The View from the HudsonAll in the Family

I first heard about Rabbi Capers Funnye during the last presidential race, when it came out that the current First Lady, Michelle Obama's cousin was a rabbi of a large synagogue in Chicago. But in ...

I first heard about Rabbi Capers Funnye during the last presidential race, when it came out that the current First Lady, Michelle Obama’s cousin was a rabbi of a large synagogue in Chicago.

But in reading a recent interview that Rabbi Funnye did with the Israeli newpaper, Haaretz, I now realize that he is not some curiosity or obscure answer to a trivia question, but an important voice in religious and ethnic affairs.

I urge you to read the interview. It is short, but filled with “ah-ha” moments.

His description of discovering an African tribe that has the practice of blowing a shofar in the same way Jews do during our Autumn holidays was one that opened a whole line thought on my part.

Much has been made that Jesus had wooly hair. No one knows exactly what he looked like, but the point is that we could expect that he would have had skin and hair similar to today’s “Arab Jews,” the Jews of Iran, Iraq, etc. They’re pretty dark.

We think that today there is a lot of mixing of peoples, but with all the conquering, etc. in the past, there was plenty of genetic diversity happening. Why do so many Jews of European heritage have dark, curly hair? Why do some Jews have African medical conditions like keloidal scars and sickle-cell anemia? Even if you don’t buy that all the Jews dispersed during the diaspora as far as Poland, for instance, surely, travellers from Palestine would seek out Jewish communities both out of convenience and because the would often not be welcome elsewhere. Some hanky-panky would naturally take place.
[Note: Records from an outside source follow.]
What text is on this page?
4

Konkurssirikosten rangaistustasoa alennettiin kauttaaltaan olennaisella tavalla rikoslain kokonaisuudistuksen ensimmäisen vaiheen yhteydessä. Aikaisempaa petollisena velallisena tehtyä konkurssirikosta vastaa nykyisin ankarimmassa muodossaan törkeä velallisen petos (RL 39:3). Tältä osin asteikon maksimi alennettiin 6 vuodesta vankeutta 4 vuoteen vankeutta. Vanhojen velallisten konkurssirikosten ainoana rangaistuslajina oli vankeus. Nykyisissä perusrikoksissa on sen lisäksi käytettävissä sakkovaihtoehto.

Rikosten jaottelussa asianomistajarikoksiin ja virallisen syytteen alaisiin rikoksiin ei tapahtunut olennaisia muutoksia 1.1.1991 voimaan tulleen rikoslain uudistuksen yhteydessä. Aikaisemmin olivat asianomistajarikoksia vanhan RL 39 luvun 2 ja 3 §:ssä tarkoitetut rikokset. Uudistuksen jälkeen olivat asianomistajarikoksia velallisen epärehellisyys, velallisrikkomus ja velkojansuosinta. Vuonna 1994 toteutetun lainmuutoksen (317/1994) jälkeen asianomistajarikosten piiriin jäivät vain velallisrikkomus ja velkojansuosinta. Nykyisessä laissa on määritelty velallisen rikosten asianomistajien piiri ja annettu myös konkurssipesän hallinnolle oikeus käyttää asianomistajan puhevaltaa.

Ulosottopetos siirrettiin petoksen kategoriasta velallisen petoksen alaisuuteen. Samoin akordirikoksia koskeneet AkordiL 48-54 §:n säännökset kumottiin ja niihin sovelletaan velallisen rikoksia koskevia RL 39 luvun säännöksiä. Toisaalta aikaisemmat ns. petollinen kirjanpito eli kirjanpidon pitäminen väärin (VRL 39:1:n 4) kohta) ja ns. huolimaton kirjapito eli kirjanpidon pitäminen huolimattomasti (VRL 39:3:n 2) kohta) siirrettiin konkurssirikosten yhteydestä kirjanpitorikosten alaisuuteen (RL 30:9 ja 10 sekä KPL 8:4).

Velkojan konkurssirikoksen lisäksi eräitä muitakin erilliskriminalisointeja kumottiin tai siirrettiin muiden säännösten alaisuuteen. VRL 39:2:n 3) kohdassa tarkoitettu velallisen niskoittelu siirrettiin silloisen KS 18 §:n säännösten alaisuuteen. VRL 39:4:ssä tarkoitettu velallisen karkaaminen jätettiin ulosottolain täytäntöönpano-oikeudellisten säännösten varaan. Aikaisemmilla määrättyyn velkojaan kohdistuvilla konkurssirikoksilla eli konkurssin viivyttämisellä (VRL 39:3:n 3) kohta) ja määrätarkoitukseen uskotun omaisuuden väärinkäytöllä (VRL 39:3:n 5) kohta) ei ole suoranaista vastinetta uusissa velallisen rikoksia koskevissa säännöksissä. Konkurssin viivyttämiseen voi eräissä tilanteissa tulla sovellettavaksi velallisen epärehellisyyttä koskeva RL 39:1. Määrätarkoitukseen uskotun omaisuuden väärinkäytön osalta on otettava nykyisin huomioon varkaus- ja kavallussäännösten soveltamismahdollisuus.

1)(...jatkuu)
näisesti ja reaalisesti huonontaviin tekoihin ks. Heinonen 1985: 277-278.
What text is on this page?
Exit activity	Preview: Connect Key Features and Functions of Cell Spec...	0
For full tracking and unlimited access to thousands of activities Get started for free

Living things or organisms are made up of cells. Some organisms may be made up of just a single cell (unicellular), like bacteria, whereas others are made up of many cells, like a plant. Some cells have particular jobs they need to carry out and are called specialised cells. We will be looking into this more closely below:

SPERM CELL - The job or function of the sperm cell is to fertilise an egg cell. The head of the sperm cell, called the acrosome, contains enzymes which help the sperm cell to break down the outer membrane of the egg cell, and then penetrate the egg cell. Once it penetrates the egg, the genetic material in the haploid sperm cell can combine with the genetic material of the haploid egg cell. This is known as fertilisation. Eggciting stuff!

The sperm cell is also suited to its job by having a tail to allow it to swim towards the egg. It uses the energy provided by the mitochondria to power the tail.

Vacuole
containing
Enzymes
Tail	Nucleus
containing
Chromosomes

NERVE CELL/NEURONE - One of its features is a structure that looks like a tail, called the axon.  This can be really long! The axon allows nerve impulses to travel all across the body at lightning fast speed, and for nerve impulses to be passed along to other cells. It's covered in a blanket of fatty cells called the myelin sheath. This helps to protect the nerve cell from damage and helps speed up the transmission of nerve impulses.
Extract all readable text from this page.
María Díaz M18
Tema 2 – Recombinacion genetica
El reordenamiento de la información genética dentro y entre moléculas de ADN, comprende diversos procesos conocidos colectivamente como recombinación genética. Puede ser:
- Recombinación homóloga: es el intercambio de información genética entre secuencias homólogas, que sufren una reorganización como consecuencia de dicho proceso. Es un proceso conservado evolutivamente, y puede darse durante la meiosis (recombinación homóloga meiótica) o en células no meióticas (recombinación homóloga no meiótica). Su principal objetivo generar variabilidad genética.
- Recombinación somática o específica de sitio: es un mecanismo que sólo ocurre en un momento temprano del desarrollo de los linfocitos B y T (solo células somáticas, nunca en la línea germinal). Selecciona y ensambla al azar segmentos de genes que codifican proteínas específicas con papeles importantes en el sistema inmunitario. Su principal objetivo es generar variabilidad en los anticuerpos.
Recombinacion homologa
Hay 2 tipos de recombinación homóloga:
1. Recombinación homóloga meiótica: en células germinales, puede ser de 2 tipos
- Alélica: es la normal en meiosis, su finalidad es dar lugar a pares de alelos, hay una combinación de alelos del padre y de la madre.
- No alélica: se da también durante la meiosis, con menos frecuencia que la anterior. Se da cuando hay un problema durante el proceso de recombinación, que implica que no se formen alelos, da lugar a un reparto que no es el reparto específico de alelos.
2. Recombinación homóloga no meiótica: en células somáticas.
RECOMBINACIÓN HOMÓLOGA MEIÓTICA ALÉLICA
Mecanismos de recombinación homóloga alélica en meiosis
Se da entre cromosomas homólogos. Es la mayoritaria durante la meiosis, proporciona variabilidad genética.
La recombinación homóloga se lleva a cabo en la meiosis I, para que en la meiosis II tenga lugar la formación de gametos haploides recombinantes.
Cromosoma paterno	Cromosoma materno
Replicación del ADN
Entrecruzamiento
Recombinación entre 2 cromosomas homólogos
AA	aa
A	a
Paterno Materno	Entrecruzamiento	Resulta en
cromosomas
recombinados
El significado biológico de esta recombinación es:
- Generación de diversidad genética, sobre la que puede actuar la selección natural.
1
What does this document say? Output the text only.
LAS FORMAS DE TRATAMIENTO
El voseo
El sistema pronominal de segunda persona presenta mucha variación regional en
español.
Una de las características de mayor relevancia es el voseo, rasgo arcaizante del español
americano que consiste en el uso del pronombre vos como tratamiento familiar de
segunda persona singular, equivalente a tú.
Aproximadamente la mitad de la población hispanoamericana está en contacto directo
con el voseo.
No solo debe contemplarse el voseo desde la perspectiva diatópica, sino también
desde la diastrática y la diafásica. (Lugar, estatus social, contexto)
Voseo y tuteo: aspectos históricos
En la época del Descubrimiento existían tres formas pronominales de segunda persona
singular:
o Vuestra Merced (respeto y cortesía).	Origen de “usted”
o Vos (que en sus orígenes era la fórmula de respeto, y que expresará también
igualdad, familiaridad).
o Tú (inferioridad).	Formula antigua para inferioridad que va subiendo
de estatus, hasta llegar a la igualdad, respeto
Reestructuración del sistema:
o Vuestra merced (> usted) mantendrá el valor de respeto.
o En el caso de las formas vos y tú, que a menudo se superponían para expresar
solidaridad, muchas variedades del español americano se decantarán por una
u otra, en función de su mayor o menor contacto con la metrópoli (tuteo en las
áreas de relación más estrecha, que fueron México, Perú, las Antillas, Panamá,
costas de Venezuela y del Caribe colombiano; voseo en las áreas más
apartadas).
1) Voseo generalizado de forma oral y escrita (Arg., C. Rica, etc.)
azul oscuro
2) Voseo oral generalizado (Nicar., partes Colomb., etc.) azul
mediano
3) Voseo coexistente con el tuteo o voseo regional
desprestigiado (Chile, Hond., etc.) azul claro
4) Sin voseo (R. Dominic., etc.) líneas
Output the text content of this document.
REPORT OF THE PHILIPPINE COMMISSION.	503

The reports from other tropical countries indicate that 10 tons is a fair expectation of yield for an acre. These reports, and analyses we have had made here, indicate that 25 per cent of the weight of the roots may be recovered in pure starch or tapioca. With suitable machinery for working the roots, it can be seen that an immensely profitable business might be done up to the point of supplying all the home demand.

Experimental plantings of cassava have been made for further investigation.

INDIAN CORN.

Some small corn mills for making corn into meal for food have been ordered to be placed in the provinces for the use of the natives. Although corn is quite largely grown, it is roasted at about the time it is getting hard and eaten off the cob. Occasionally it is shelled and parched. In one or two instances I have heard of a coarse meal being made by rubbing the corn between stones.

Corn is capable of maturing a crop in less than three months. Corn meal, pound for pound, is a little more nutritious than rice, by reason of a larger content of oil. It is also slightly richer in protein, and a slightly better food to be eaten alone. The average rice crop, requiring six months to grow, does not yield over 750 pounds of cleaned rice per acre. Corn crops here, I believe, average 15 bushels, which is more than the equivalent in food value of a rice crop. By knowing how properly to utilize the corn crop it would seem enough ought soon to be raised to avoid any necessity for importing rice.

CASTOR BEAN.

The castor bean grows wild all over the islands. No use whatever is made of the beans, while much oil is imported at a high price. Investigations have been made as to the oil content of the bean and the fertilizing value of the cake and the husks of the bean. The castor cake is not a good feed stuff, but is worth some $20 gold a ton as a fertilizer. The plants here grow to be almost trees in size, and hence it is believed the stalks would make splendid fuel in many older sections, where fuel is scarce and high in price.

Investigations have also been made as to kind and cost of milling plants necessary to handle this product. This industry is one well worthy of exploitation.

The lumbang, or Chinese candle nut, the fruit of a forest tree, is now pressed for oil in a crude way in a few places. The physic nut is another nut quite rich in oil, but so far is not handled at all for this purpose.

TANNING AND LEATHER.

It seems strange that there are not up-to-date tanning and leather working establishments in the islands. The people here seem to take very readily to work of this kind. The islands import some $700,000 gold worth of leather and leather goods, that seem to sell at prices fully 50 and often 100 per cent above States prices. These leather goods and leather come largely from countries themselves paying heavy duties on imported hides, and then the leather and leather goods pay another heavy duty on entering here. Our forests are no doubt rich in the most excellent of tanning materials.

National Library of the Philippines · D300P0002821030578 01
It’s ridiculous of European Jews to think of themselves as the “real” Jews, while insisting that African Jews “convert” to their style of Judaism. Who’s to say that African king blowing a ram’s horn is not more directly descended from kings of Judea and Samaria than your stereotypical American Jew?

I like Rabbi Funnye’s concept of “reverting” to Judaism. I have a friend in my congregation, a woman originally for Argentina who converted, in part, because she felt very strongly that she could trace her Judaism to the Spanish Inquisition. She too would have, strictly speaking, “reverted” rather than “converted.”

I feel that Judaism is something that one feels in one’s soul, not something that others can impose on you (or take away for that matter). You can’t “look” like a Yiddishe Nashuma (a Jewish soul).

In short, these so-called Jewish liberals should be a little less racist when it comes to their own.